Si deve avere paura quando si vuole essere autonomi e indipendenti nel mondo che si desidera conquistare. La paura è decisiva e non la si può rifiutare o scansare. Solo accettandola e affrontandola possiamo lanciarci nelle nostre imprese. I racconti dei navigatori intrecciano molte storie e finiscono per rimanere incastrati nella mente di chi ascolta. Ma perché? Non è nei racconti stessi che dobbiamo cercare il motivo, ma fuori, prima di essi. Nel tempo che è seguito all’intuizione che m’illuminò in quella notte nera dell’Egeo, ho cercato di sondare molte possibilità. Da un punto di vista pratico avevo sempre l’impressione che il motivo di quella potenza narrativa risiedesse nell’attenzione estrema con cui i navigatori sono costretti a far uso delle parole. In barca, mentre si naviga, non si può chiacchierare e non si possono usare termini fraintendibili. I comandi devono essere semplici e veloci. Le parole dunque rarefatte e precise, chirurgiche.

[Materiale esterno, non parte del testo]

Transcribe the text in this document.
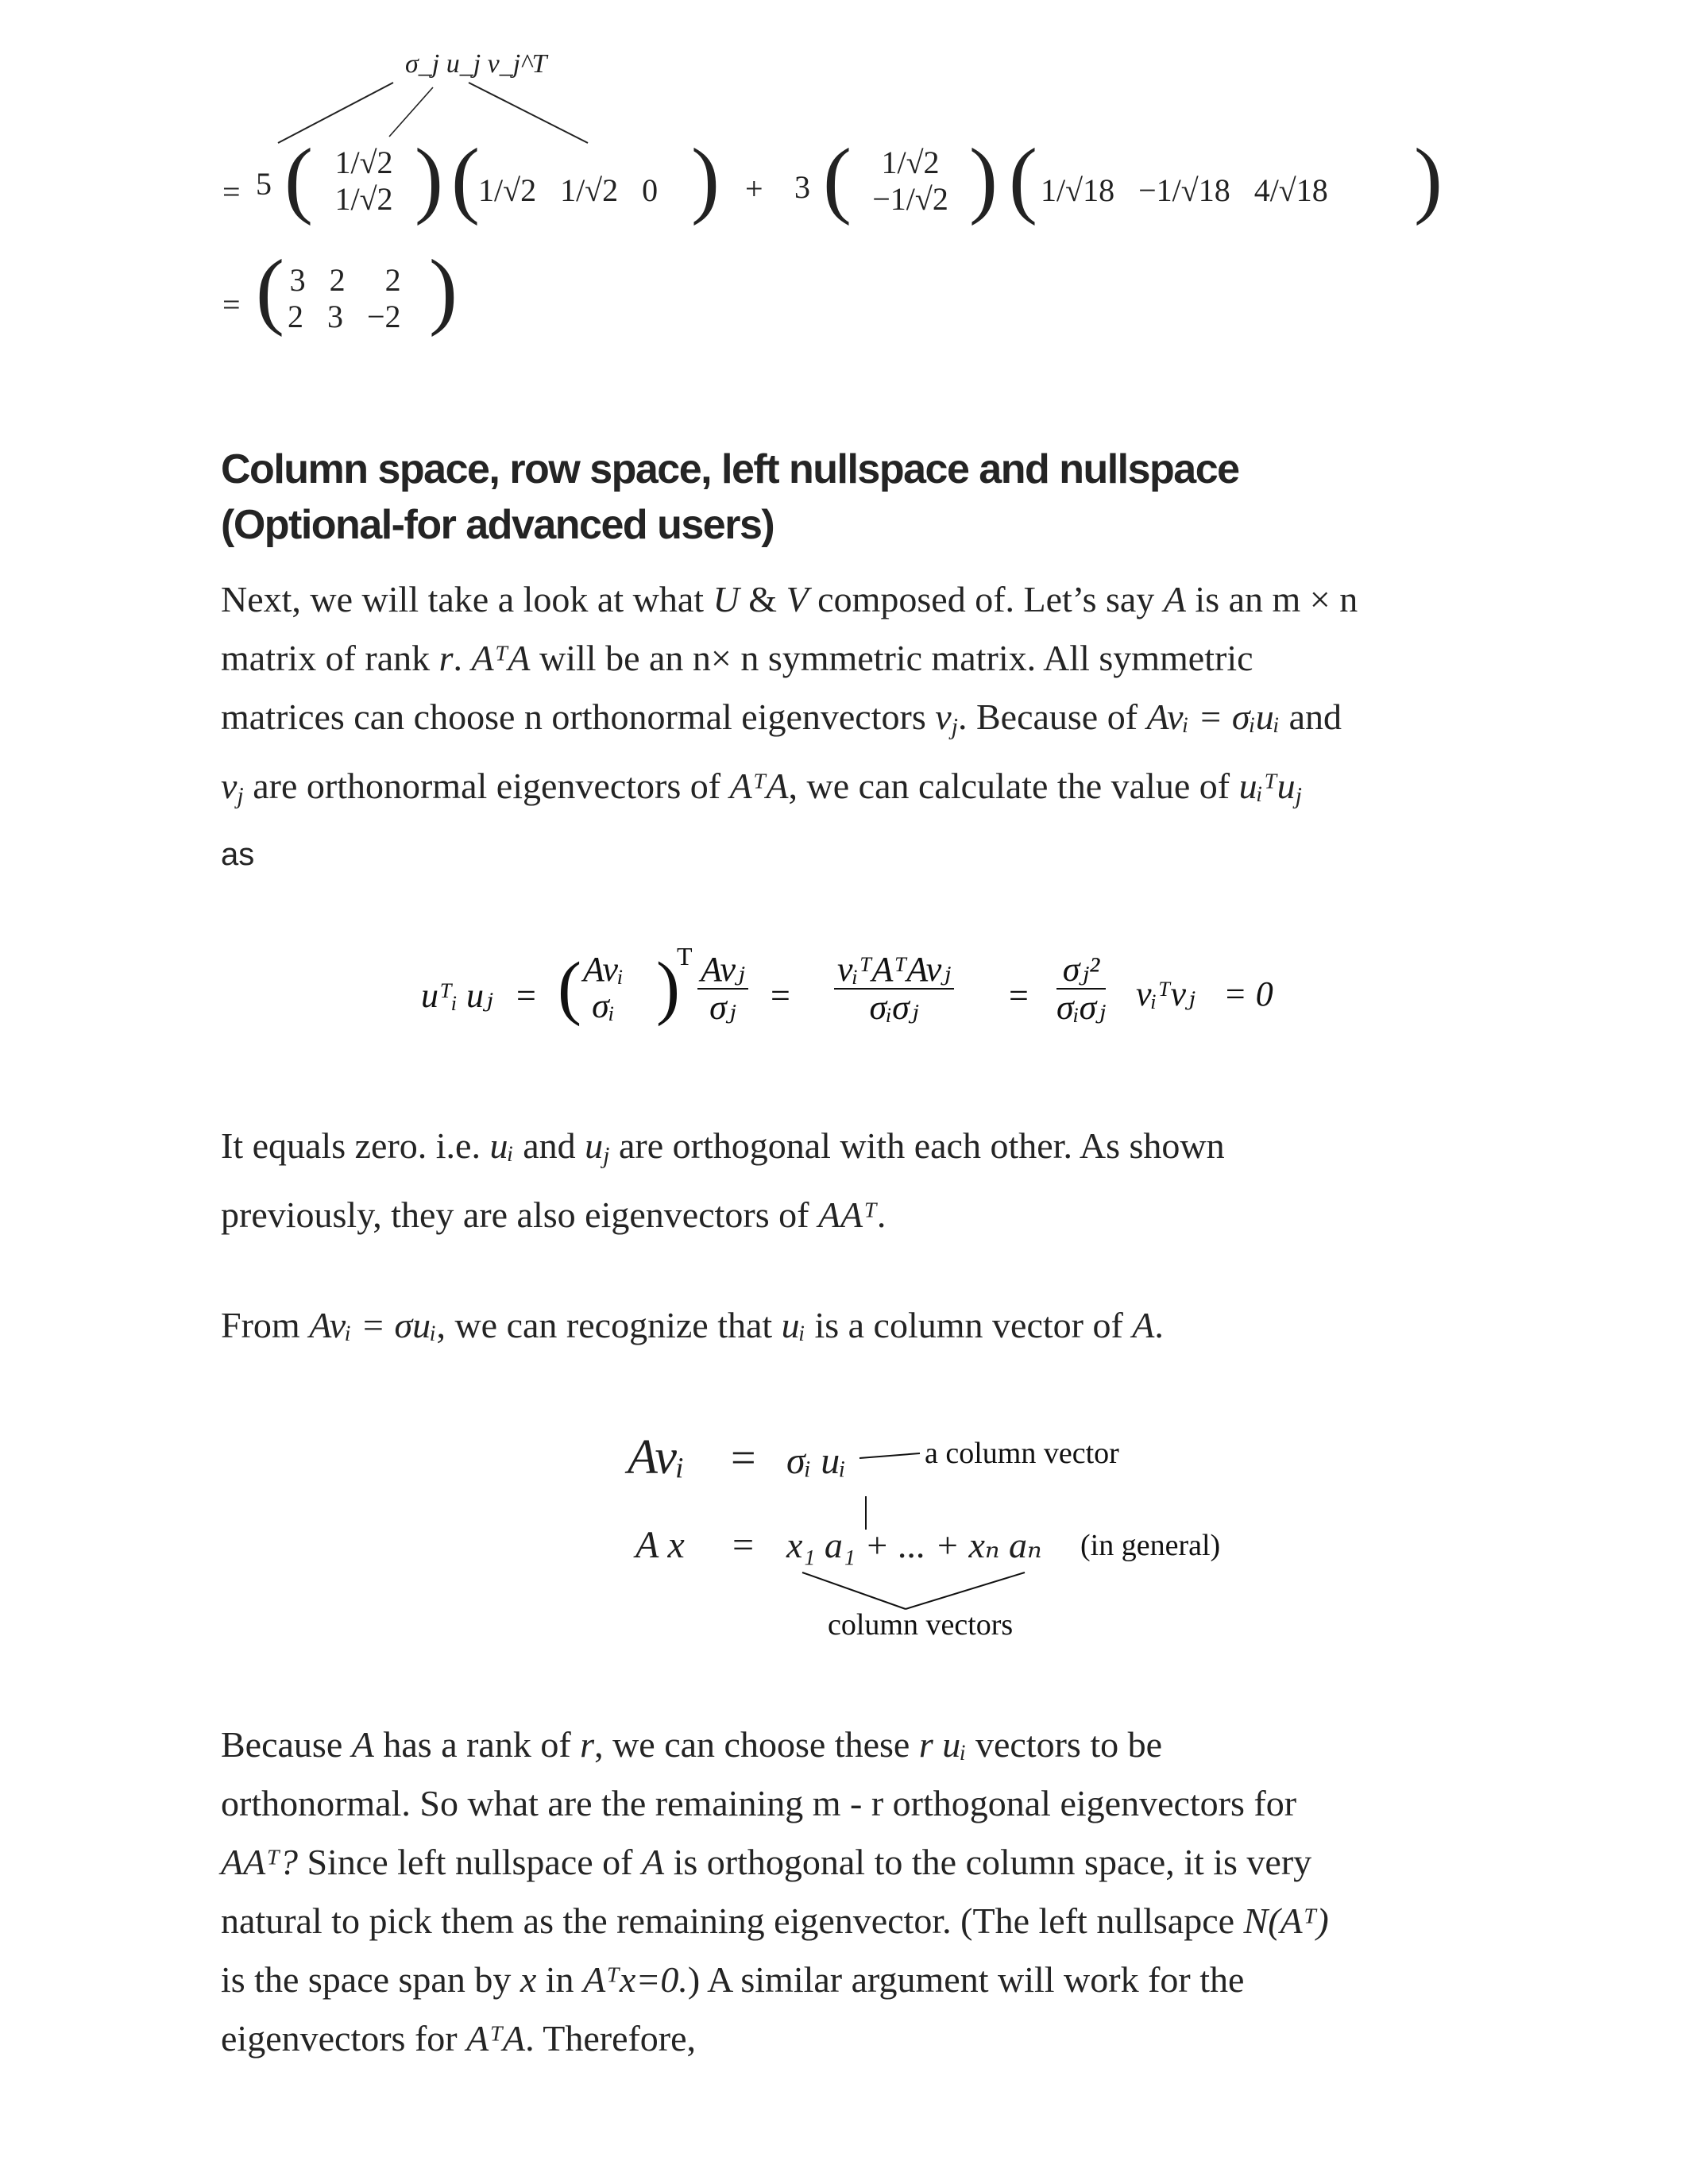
σ_j u_j v_j^T
= 5 ( 1/√2
1/√2 ) (
1/√2   1/√2   0 ) + 3 ( 1/√2
−1/√2 ) ( 1/√18   −1/√18   4/√18 )
= ( 3   2     2
2   3   −2 )
Column space, row space, left nullspace and nullspace
(Optional-for advanced users)
Next, we will take a look at what U & V composed of. Let’s say A is an m × n
matrix of rank r. AᵀA will be an n× n symmetric matrix. All symmetric
matrices can choose n orthonormal eigenvectors $v_j$. Because of Avᵢ = σᵢuᵢ and
$v_j$ are orthonormal eigenvectors of AᵀA, we can calculate the value of uᵢᵀu$_j$
as
uᵀᵢ uⱼ = ( Avᵢ
σᵢ )
T Avⱼ
σⱼ =
vᵢᵀAᵀAvⱼ
σᵢσⱼ	=
σⱼ²
σᵢσⱼ vᵢᵀvⱼ = 0
It equals zero. i.e. uᵢ and $u_j$ are orthogonal with each other. As shown
previously, they are also eigenvectors of AAᵀ.
From Avᵢ = σuᵢ, we can recognize that uᵢ is a column vector of A.
Avᵢ = σᵢ uᵢ	a column vector
A x = x₁ a₁ + ... + xₙ aₙ (in general)
column vectors
Because A has a rank of r, we can choose these r uᵢ vectors to be
orthonormal. So what are the remaining m - r orthogonal eigenvectors for
AAᵀ? Since left nullspace of A is orthogonal to the column space, it is very
natural to pick them as the remaining eigenvector. (The left nullsapce N(Aᵀ)
is the space span by x in Aᵀx=0.) A similar argument will work for the
eigenvectors for AᵀA. Therefore,
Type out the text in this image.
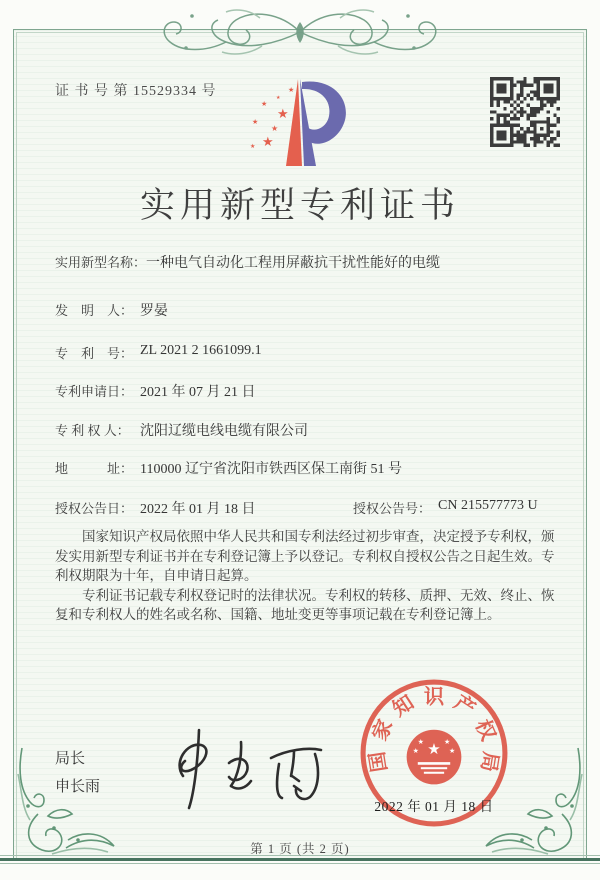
证 书 号 第 15529334 号	★
★
★
★
★
★
★
★
实用新型专利证书
实用新型名称： 一种电气自动化工程用屏蔽抗干扰性能好的电缆
发　明　人： 罗晏
专　利　号： ZL 2021 2 1661099.1
专利申请日： 2021 年 07 月 21 日
专 利 权 人： 沈阳辽缆电线电缆有限公司
地　　　址： 110000 辽宁省沈阳市铁西区保工南街 51 号
授权公告日： 2022 年 01 月 18 日	授权公告号： CN 215577773 U

国家知识产权局依照中华人民共和国专利法经过初步审查，决定授予专利权，颁发实用新型专利证书并在专利登记簿上予以登记。专利权自授权公告之日起生效。专利权期限为十年，自申请日起算。

专利证书记载专利权登记时的法律状况。专利权的转移、质押、无效、终止、恢复和专利权人的姓名或名称、国籍、地址变更等事项记载在专利登记簿上。

局长
申长雨
国
家
知 识 产
权
局
★
★	★
★	★
2022 年 01 月 18 日
第 1 页 (共 2 页)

Mi pareva che un’abitudine del genere non potesse che produrre un’abilità estrema a usarle anche dilungandosi in racconti iperbolici, nei momenti che seguono o precedono le navigazioni, quando si è in porto o alla fonda, oppure ovunque fuori da una barca, proprio come mi capitò un giorno ascoltando Vittorio Malingri parlare ininterrottamente su un volo Atene-Roma, con i passeggeri accanto attoniti, sconcertati, quasi drogati dal flusso di storie. Ma questa spiegazione tecnica mi è parsa insufficiente quando ho riletto Il vecchio e il mare e ho notato quel che mai mi era parso tanto chiaro e decisivo. Ossia il fatto che il vecchio, nella sua solitudine in mare, parla a tutto ciò che lo circonda – un uccello, il pesce con cui sta lottando, la propria mano ferita, gli squali che gli divorano la magnifica preda attaccata al fianco della barca – pur di parlare con sé stesso, pur di fare i conti con sé stesso. Perché i grandi navigatori, in mare, durante ore e ore di solitudine, non possono che parlare con sé stessi. E anche se viaggiano in equipaggio, nella loro rotta verso la libertà, non possono che fare i conti con le decisioni che hanno preso e la vita su cui si sono lanciati. E sono costretti a parlarsi, a dialogare con i propri pensieri, a mettersi in gioco e raccontarsi ciò che stanno cercando, e l’indipendenza nel mondo a cui stanno aspirando. Per questo, poi, sono tanto abili nell’intrecciare parole come reti, come cime, come tutti quegli strumenti che essi liberano per volare sulle onde e guardare sempre un po’ più lontano, sempre oltre, sempre più in là rispetto a dove tutti sono portati a credere che si debba arrivare.